Since then, TCMB has pursued a (somewhat) strict monetary policy as before purportedly with a view to decreasing the inflation rate, which has already been in moderate levels, but to no avail. This should not come as a surprise, because the Turkish inflation rate experience between 2004-2018 has shown that policy interest rate and real interest rate have had no (negative) discernable effect on the inflation rate. For example, when the real interest rate was 11.8 percent on average between May 2006 and November 2008, the inflation rate averaged out 9.75 percent, surpassing the long-term inflation rate in the 2000s significantly. On the other hand, between 2011 and 2013, real interest rates were well below 10 percent and the average inflation rate was around 7.6 percent, somewhat below long-term average.

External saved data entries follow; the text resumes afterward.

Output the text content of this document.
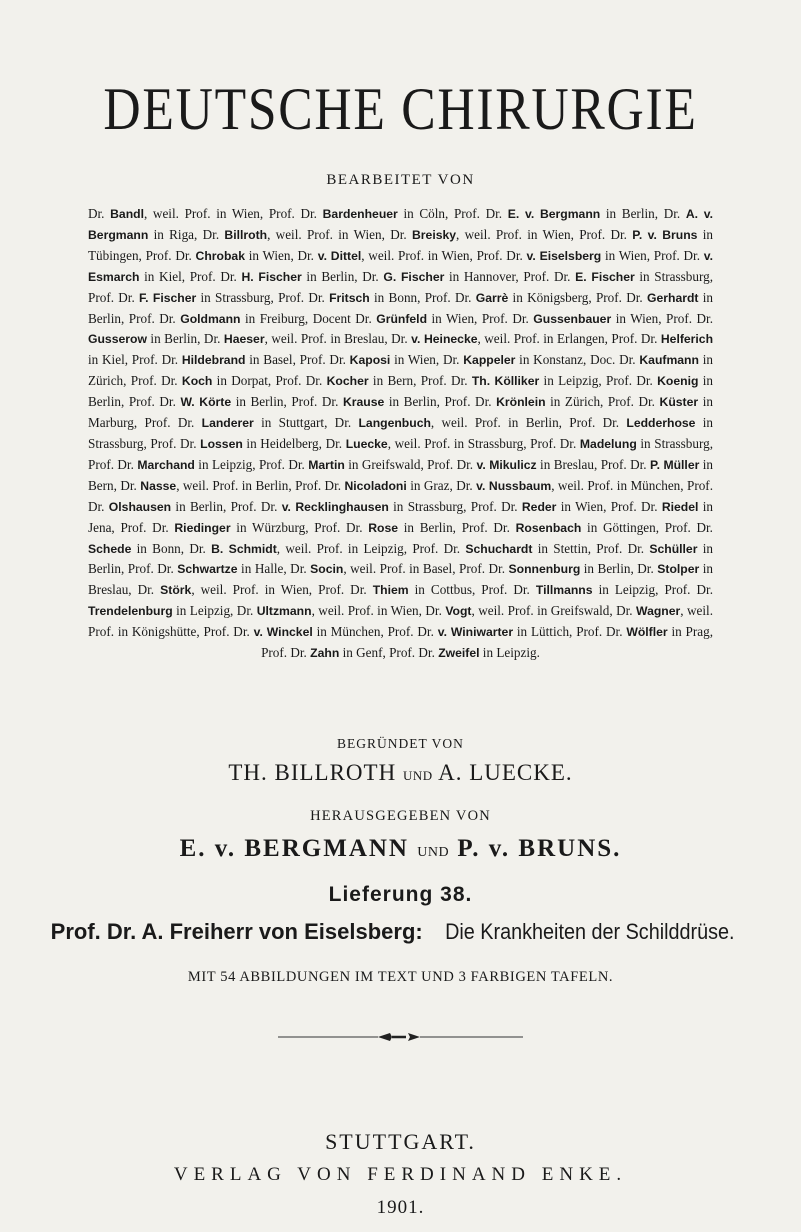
DEUTSCHE CHIRURGIE
BEARBEITET VON
Dr. Bandl, weil. Prof. in Wien, Prof. Dr. Bardenheuer in Cöln, Prof. Dr. E. v. Bergmann in Berlin, Dr. A. v. Bergmann in Riga, Dr. Billroth, weil. Prof. in Wien, Dr. Breisky, weil. Prof. in Wien, Prof. Dr. P. v. Bruns in Tübingen, Prof. Dr. Chrobak in Wien, Dr. v. Dittel, weil. Prof. in Wien, Prof. Dr. v. Eiselsberg in Wien, Prof. Dr. v. Esmarch in Kiel, Prof. Dr. H. Fischer in Berlin, Dr. G. Fischer in Hannover, Prof. Dr. E. Fischer in Strassburg, Prof. Dr. F. Fischer in Strassburg, Prof. Dr. Fritsch in Bonn, Prof. Dr. Garrè in Königsberg, Prof. Dr. Gerhardt in Berlin, Prof. Dr. Goldmann in Freiburg, Docent Dr. Grünfeld in Wien, Prof. Dr. Gussenbauer in Wien, Prof. Dr. Gusserow in Berlin, Dr. Haeser, weil. Prof. in Breslau, Dr. v. Heinecke, weil. Prof. in Erlangen, Prof. Dr. Helferich in Kiel, Prof. Dr. Hildebrand in Basel, Prof. Dr. Kaposi in Wien, Dr. Kappeler in Konstanz, Doc. Dr. Kaufmann in Zürich, Prof. Dr. Koch in Dorpat, Prof. Dr. Kocher in Bern, Prof. Dr. Th. Kölliker in Leipzig, Prof. Dr. Koenig in Berlin, Prof. Dr. W. Körte in Berlin, Prof. Dr. Krause in Berlin, Prof. Dr. Krönlein in Zürich, Prof. Dr. Küster in Marburg, Prof. Dr. Landerer in Stuttgart, Dr. Langenbuch, weil. Prof. in Berlin, Prof. Dr. Ledderhose in Strassburg, Prof. Dr. Lossen in Heidelberg, Dr. Luecke, weil. Prof. in Strassburg, Prof. Dr. Madelung in Strassburg, Prof. Dr. Marchand in Leipzig, Prof. Dr. Martin in Greifswald, Prof. Dr. v. Mikulicz in Breslau, Prof. Dr. P. Müller in Bern, Dr. Nasse, weil. Prof. in Berlin, Prof. Dr. Nicoladoni in Graz, Dr. v. Nussbaum, weil. Prof. in München, Prof. Dr. Olshausen in Berlin, Prof. Dr. v. Recklinghausen in Strassburg, Prof. Dr. Reder in Wien, Prof. Dr. Riedel in Jena, Prof. Dr. Riedinger in Würzburg, Prof. Dr. Rose in Berlin, Prof. Dr. Rosenbach in Göttingen, Prof. Dr. Schede in Bonn, Dr. B. Schmidt, weil. Prof. in Leipzig, Prof. Dr. Schuchardt in Stettin, Prof. Dr. Schüller in Berlin, Prof. Dr. Schwartze in Halle, Dr. Socin, weil. Prof. in Basel, Prof. Dr. Sonnenburg in Berlin, Dr. Stolper in Breslau, Dr. Störk, weil. Prof. in Wien, Prof. Dr. Thiem in Cottbus, Prof. Dr. Tillmanns in Leipzig, Prof. Dr. Trendelenburg in Leipzig, Dr. Ultzmann, weil. Prof. in Wien, Dr. Vogt, weil. Prof. in Greifswald, Dr. Wagner, weil. Prof. in Königshütte, Prof. Dr. v. Winckel in München, Prof. Dr. v. Winiwarter in Lüttich, Prof. Dr. Wölfler in Prag, Prof. Dr. Zahn in Genf, Prof. Dr. Zweifel in Leipzig.
BEGRÜNDET VON
TH. BILLROTH UND A. LUECKE.
HERAUSGEGEBEN VON
E. v. BERGMANN UND P. v. BRUNS.
Lieferung 38.
Prof. Dr. A. Freiherr von Eiselsberg: Die Krankheiten der Schilddrüse.
MIT 54 ABBILDUNGEN IM TEXT UND 3 FARBIGEN TAFELN.
STUTTGART.
VERLAG VON FERDINAND ENKE.
1901.
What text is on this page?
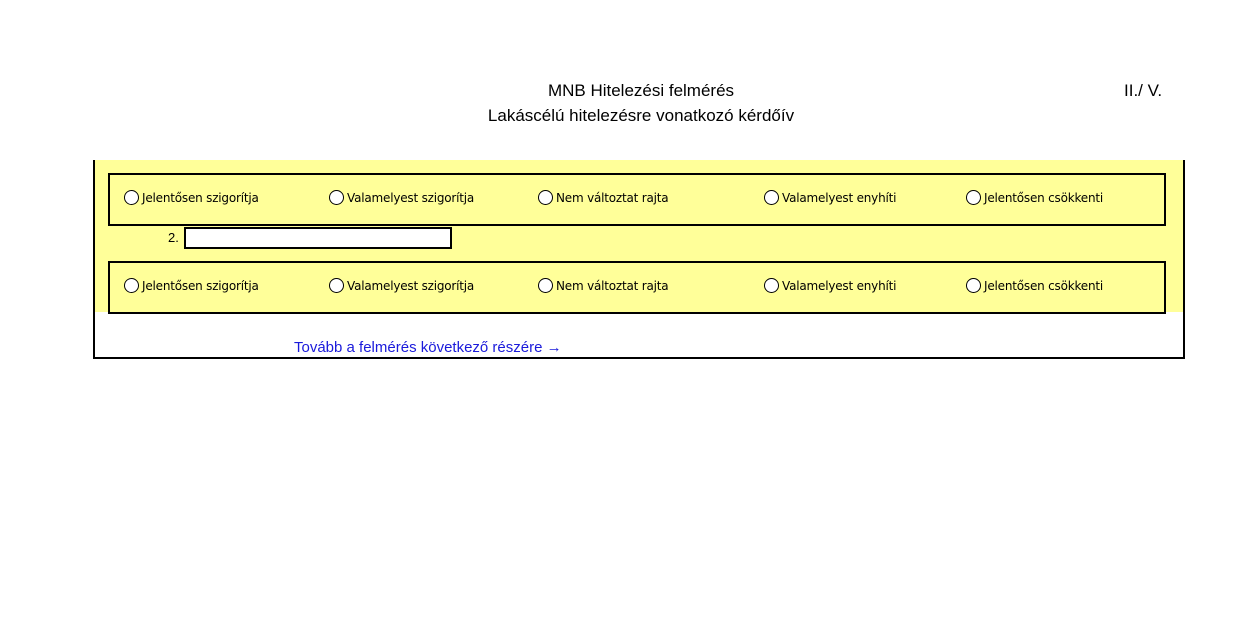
MNB Hitelezési felmérés
Lakáscélú hitelezésre vonatkozó kérdőív
II./ V.
Jelentősen szigorítja	Valamelyest szigorítja	Nem változtat rajta	Valamelyest enyhíti	Jelentősen csökkenti
2.
Jelentősen szigorítja	Valamelyest szigorítja	Nem változtat rajta	Valamelyest enyhíti	Jelentősen csökkenti
Tovább a felmérés következő részére →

Unlike “official monetary policy understanding in the world” and as Post-Keynesian economists advocate, inflation results mostly from cost-push factors, not demand-pull ones, and the Turkish experience in the 2000s attests that clearly as shown in an empirical paper in a refereed-journal by TCMB itself. According to the study, half of the inflation in the period of 2006-2016 in Turkey cannot be explained at all, and more than 90 percent of the other half has not been demand-driven, but cost-driven, which is agonizingly at odds with the “weak” theoretical fundamentals on which TCMB constructs its “strict” monetary policy stance.
All in all, the TCMB purportedly has long been trying to contain the inflation rate by a strict monetary policy regime in Turkey, only to no avail on the part of inflation rate, and – unfortunately to the detriment of the Turkish economy and “common people.” The whole “strict” monetary policy stance in the 2000s has debilitated the real economy in favor of the financial industry, hence the deindustrialization of Turkey. Of course, not to mention the aggravated income inequality emanated from this monetary policy regime. One should add that the same deindustrialization process happened in developing countries such as Brazil in the 2000s. Then, time is more than ripe for the TCMB to reconsider its monetary policy stance and take into account real factors such as employment, economic growth, income inequality and, last but not least, the development process of the country when constructing monetary policy function. After all, central banks are for the people, right?